The Field Mouse, (left) and the House Mouse (right).
Rats and mice, like squirrels and beavers for that matter, need to chew things constantly to keep their teeth from overgrowing. Because of this, it is estimated that Rats, mice, and squirrels chewing through electrical wires account for up to 30% of all electrical-based fires.
Diseases carried by rodents are well documented throughout history. Plague, rabies, and other human diseases are known to have been carried by mice and rats. It is unsanitary and unsafe to maintain any population of rats or mice in your home or business. Exclusion service involves heavy trapping among other methods for keeping these rodents in check.
Rats scavenge over 300 feet in the city for food, and further in the country. Total elimination is only possible if their territory falls completely on your property and the process can be ongoing.
It is also imperative that all possible food sources be removed prior to calling on any service that provides removal and extermination of mice or rats.
A rat eating electrical wire.
Norway Rats. Norway rats (Rattus norvegicus), sometimes called brown or sewer rats, are stocky burrowing rodents that are larger than roof rats. Their burrows are found along building foundations, beneath rubbish or woodpiles, and in moist areas in and around gardens and fields. Nests may be lined with shredded paper, cloth, or other fibrous material. When Norway rats invade buildings, they usually remain in the basement or ground floor. The Norway rat occurs throughout the 48 contiguous United States. Generally it is founds at lower elevations but may occur wherever people live.
Roof Rats. Roof rats (Rattus rattus), sometimes called black rats, are slightly smaller than Norway rats. Unlike Norway rats, their tails are longer than their heads and bodies combined. Roof rats are very agile climbers and usually live and nest above ground in shrubs, trees, and dense vegetation such as ivy. In buildings, they are most often found in enclosed or elevated spaces in attics, walls, false ceilings, and cabinets. The roof rat has a more limited geographical range than the Norway rat, preferring ocean-influenced, warmer climates. In areas where the roof rat occurs, the Norway rat may also be present. If you are unsure of the species, look for rats at night with a strong flashlight or trap a few.

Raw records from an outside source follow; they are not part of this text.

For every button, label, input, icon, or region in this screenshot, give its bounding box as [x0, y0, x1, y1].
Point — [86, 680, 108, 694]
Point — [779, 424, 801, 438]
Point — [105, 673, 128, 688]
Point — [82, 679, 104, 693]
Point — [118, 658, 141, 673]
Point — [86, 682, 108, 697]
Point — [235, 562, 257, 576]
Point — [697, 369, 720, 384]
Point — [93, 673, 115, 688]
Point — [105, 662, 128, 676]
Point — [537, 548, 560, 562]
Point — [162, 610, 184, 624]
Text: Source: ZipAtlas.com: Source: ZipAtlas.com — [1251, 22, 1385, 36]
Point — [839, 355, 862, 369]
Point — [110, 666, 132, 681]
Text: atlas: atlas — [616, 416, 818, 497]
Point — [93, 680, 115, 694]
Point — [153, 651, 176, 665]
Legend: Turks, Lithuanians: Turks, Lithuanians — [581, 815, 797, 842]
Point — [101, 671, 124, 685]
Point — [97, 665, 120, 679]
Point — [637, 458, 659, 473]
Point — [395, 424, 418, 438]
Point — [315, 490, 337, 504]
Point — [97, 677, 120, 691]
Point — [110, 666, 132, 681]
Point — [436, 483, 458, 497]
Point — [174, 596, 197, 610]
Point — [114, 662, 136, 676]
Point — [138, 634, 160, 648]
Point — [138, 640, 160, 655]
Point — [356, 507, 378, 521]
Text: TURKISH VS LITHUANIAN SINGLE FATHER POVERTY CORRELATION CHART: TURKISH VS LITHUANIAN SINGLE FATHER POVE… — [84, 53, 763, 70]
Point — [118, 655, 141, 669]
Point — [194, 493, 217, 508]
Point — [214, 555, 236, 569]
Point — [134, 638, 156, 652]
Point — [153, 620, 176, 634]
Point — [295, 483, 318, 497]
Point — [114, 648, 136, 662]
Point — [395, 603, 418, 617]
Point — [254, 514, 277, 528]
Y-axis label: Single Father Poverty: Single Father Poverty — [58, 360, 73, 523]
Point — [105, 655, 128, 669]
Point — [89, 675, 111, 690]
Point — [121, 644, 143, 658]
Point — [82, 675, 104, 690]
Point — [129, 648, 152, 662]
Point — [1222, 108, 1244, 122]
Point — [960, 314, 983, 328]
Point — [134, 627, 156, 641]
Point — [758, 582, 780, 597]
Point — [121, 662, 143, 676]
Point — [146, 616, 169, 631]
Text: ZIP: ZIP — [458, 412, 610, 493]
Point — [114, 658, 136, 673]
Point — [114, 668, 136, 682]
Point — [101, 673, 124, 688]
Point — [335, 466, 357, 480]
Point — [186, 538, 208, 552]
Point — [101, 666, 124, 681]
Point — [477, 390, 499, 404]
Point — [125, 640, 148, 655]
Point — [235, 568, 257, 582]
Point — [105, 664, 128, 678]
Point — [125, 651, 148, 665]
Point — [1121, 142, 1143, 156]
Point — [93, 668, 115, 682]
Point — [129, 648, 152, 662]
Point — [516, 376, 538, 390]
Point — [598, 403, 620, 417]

Mice. Field mice and house mice are very similar, except the house mouse has a scaly tail, a more pointed nose, and rounded ears.
Meadow Vole. Meadow Voles (Microtus Pennsylvanicus) look like a mouse, but with the lifestyle of the mole. The vole is another garage, house, shed, yard, and garden pest for those near fields, easements, and railroad, or out in the country.

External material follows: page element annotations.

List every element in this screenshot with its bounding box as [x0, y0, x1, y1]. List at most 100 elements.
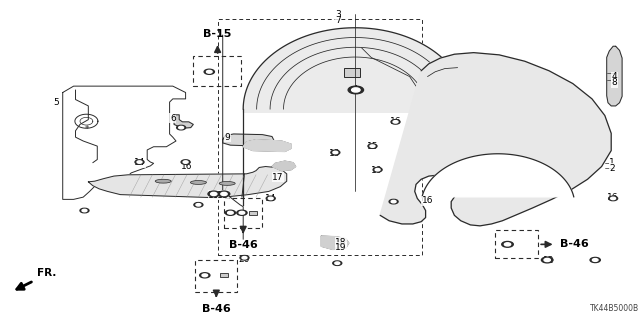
Circle shape	[389, 199, 398, 204]
Text: B-46: B-46	[229, 240, 257, 250]
Circle shape	[237, 210, 247, 215]
Text: *: *	[84, 125, 88, 134]
Text: 20: 20	[239, 255, 250, 263]
Text: 12: 12	[543, 256, 555, 265]
Text: 16: 16	[181, 162, 193, 171]
Circle shape	[351, 88, 360, 92]
Bar	[249, 211, 257, 215]
Circle shape	[611, 197, 616, 200]
Bar	[218, 19, 422, 255]
Circle shape	[502, 241, 513, 247]
Circle shape	[183, 161, 188, 163]
Circle shape	[207, 70, 212, 73]
Polygon shape	[321, 236, 349, 249]
Polygon shape	[243, 140, 291, 152]
Circle shape	[228, 211, 233, 214]
Circle shape	[331, 150, 340, 155]
Text: 19: 19	[335, 243, 347, 252]
Circle shape	[194, 203, 203, 207]
Text: 8: 8	[612, 78, 617, 87]
Text: 2: 2	[609, 164, 614, 173]
Circle shape	[504, 243, 511, 246]
Circle shape	[181, 160, 190, 164]
Circle shape	[541, 257, 553, 263]
Circle shape	[335, 262, 340, 264]
Polygon shape	[88, 167, 287, 198]
Bar	[495, 230, 538, 258]
Circle shape	[200, 273, 210, 278]
Text: FR.: FR.	[37, 269, 56, 278]
Text: 3: 3	[335, 10, 340, 19]
Circle shape	[393, 121, 398, 123]
Text: 11: 11	[217, 191, 228, 200]
Circle shape	[202, 274, 207, 277]
Text: B-46: B-46	[560, 239, 589, 249]
Text: 10: 10	[371, 166, 382, 175]
Text: 11: 11	[208, 191, 220, 200]
Circle shape	[373, 167, 382, 172]
Bar	[224, 198, 262, 228]
Circle shape	[242, 256, 247, 259]
Polygon shape	[380, 53, 611, 226]
Circle shape	[333, 151, 338, 154]
Circle shape	[137, 161, 142, 163]
Text: 13: 13	[329, 149, 340, 158]
Text: 14: 14	[265, 194, 276, 203]
Circle shape	[196, 204, 201, 206]
Text: B-15: B-15	[204, 29, 232, 39]
Polygon shape	[607, 46, 622, 106]
Text: 15: 15	[367, 142, 378, 151]
Text: 18: 18	[335, 238, 347, 247]
Ellipse shape	[219, 182, 236, 185]
Circle shape	[211, 192, 217, 196]
Circle shape	[391, 120, 400, 124]
Polygon shape	[223, 134, 274, 146]
Circle shape	[348, 86, 364, 94]
Bar	[344, 68, 360, 77]
Circle shape	[80, 208, 89, 213]
Polygon shape	[174, 115, 193, 128]
Circle shape	[333, 261, 342, 265]
Bar	[193, 56, 241, 86]
Text: 4: 4	[612, 72, 617, 81]
Circle shape	[368, 144, 377, 148]
Text: +: +	[351, 83, 361, 96]
Polygon shape	[243, 28, 467, 112]
Text: 17: 17	[272, 173, 284, 182]
Text: 9: 9	[225, 133, 230, 142]
Circle shape	[208, 191, 220, 197]
Circle shape	[177, 125, 186, 130]
Circle shape	[221, 192, 227, 196]
Ellipse shape	[191, 181, 206, 184]
Circle shape	[225, 210, 236, 215]
Text: 14: 14	[134, 158, 145, 167]
Text: 5: 5	[54, 98, 59, 107]
Polygon shape	[422, 154, 574, 197]
Circle shape	[204, 69, 214, 74]
Circle shape	[593, 259, 598, 261]
Circle shape	[609, 196, 618, 201]
Ellipse shape	[155, 179, 172, 183]
Circle shape	[82, 209, 87, 212]
Text: 16: 16	[390, 117, 401, 126]
Circle shape	[218, 191, 230, 197]
Circle shape	[240, 256, 249, 260]
Circle shape	[179, 126, 184, 129]
Bar	[220, 273, 228, 277]
Text: 1: 1	[609, 158, 614, 167]
Text: B-46: B-46	[202, 304, 230, 314]
Circle shape	[135, 160, 144, 164]
Text: TK44B5000B: TK44B5000B	[589, 304, 639, 313]
Circle shape	[590, 257, 600, 263]
Text: 16: 16	[422, 197, 433, 205]
Text: 7: 7	[335, 16, 340, 25]
Circle shape	[370, 145, 375, 147]
Circle shape	[268, 197, 273, 200]
Circle shape	[239, 211, 244, 214]
Circle shape	[266, 196, 275, 201]
Circle shape	[391, 200, 396, 203]
Text: 16: 16	[607, 193, 619, 202]
Bar	[195, 260, 237, 292]
Text: 6: 6	[170, 114, 175, 122]
Circle shape	[375, 168, 380, 171]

Survival tactics used over the winter months for voles means using many different strategies. If they arent going to move into your property once winter has spread her blanket of snow, the meadow vole spends the winter constructing a labyrinth of snow tunnels. The tunnels provide a steady environment protecting these animals from the normal fluctuations of cold and wind. The temperature is often several degrees warmer in the tunnel.

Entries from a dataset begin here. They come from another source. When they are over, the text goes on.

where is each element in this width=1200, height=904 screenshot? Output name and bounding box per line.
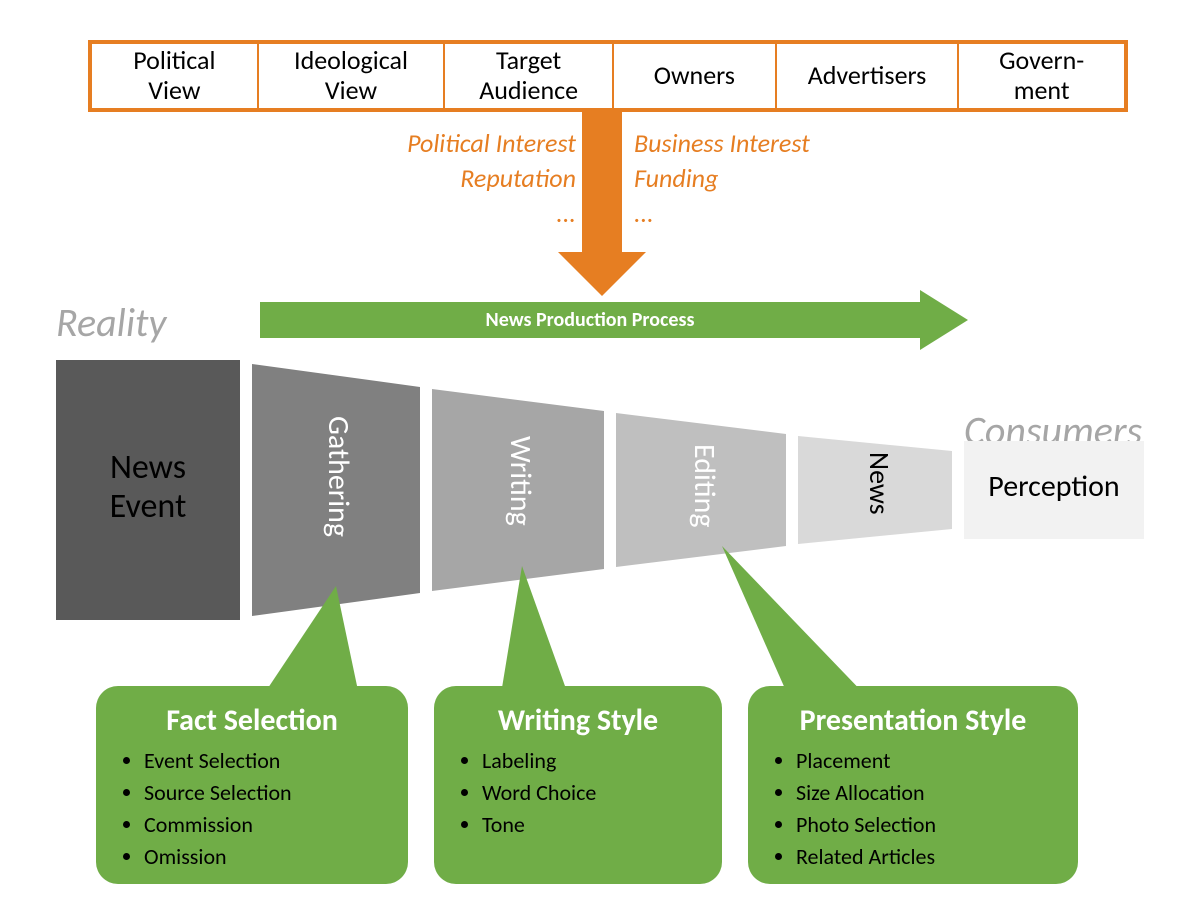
callout-title: Writing Style: [454, 702, 702, 739]
callout-item: Commission: [144, 809, 388, 841]
callout-item: Source Selection: [144, 777, 388, 809]
callout-item: Word Choice: [482, 777, 702, 809]
callout-item: Related Articles: [796, 841, 1058, 873]
callout-item: Tone: [482, 809, 702, 841]
callout-list: Labeling Word Choice Tone: [454, 745, 702, 841]
callout-title: Fact Selection: [116, 702, 388, 739]
callout-list: Event Selection Source Selection Commiss…: [116, 745, 388, 873]
callout-title: Presentation Style: [768, 702, 1058, 739]
callout-writing-style: Writing Style Labeling Word Choice Tone: [434, 686, 722, 884]
callout-item: Omission: [144, 841, 388, 873]
callout-item: Size Allocation: [796, 777, 1058, 809]
callout-presentation-style: Presentation Style Placement Size Alloca…: [748, 686, 1078, 884]
callout-fact-selection: Fact Selection Event Selection Source Se…: [96, 686, 408, 884]
callout-list: Placement Size Allocation Photo Selectio…: [768, 745, 1058, 873]
callout-item: Photo Selection: [796, 809, 1058, 841]
callout-item: Labeling: [482, 745, 702, 777]
callout-item: Event Selection: [144, 745, 388, 777]
callout-item: Placement: [796, 745, 1058, 777]
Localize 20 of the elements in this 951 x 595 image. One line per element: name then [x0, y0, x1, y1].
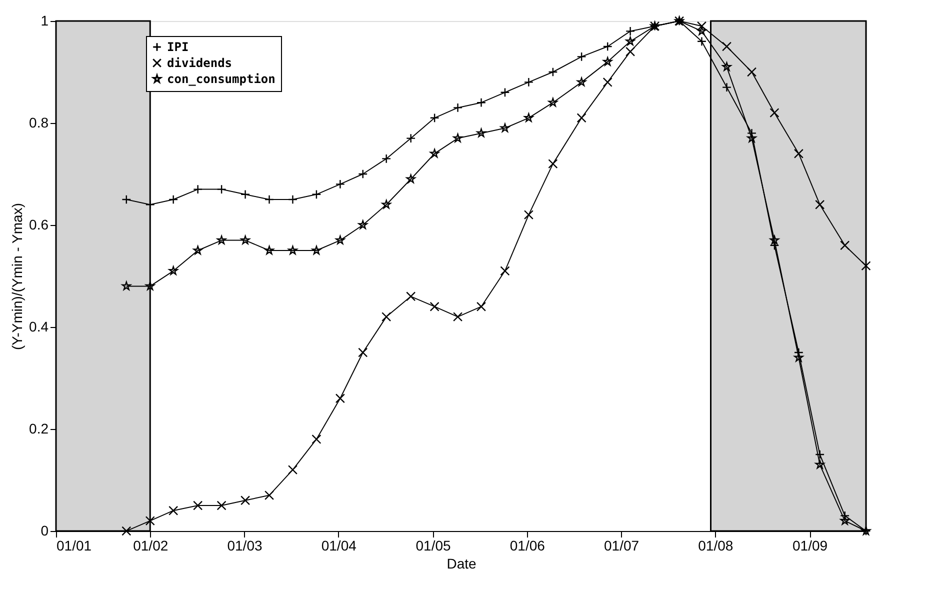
legend-label: con_consumption [167, 72, 276, 86]
x-tick-label: 01/08 [698, 538, 734, 554]
x-tick-label: 01/03 [227, 538, 262, 554]
y-tick-label: 1 [40, 12, 49, 28]
y-axis-title: (Y-Ymin)/(Ymin - Ymax) [9, 202, 26, 350]
x-tick-label: 01/04 [321, 538, 357, 554]
x-tick-label: 01/05 [416, 538, 451, 554]
x-tick-label: 01/09 [792, 538, 828, 554]
x-tick-label: 01/02 [133, 538, 168, 554]
y-tick-label: 0.8 [29, 114, 49, 130]
x-tick-label: 01/07 [604, 538, 640, 554]
y-tick-label: 0.6 [29, 216, 49, 232]
y-tick-label: 0.4 [29, 318, 49, 334]
legend-label: IPI [167, 40, 189, 54]
x-tick-label: 01/01 [56, 538, 92, 554]
x-axis-title: Date [446, 556, 476, 572]
y-tick-label: 0 [40, 522, 49, 538]
x-tick-label: 01/06 [510, 538, 546, 554]
legend-label: dividends [167, 56, 232, 70]
y-tick-label: 0.2 [29, 420, 49, 436]
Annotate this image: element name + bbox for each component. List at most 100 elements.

Voles feed on the grasses and seeds they find as they tunnel through the snow. The uneaten grass often covers the tunnel floor like a hallway carpet. As temperatures warm, these tunnels can be easily seen and followed.
Following the tunnels may lead you to the dining area where food was readily available. It may lead you to a bedroom where you will find a ball of fine grass and maybe some cattail fuzz for warmth. Following it further may lead you to the backdoor used for escape.
The vole’s tunnels provide a certain amount of safety. All their needs are provided under the cover of snow. They seldom travel out of the tunnel. To deal with this safety, predators have developed keen hearing. Fox and coyotes will stand above the snow with their ears pointed forward listening for a vole running through its tunnel. When they have located one, they will leap trying to catch the vole between their paws. This tactic may be attempted several times, but in the end they will either enjoy a tasty meal, or if the vole is lucky, just a mouthful of cold snow.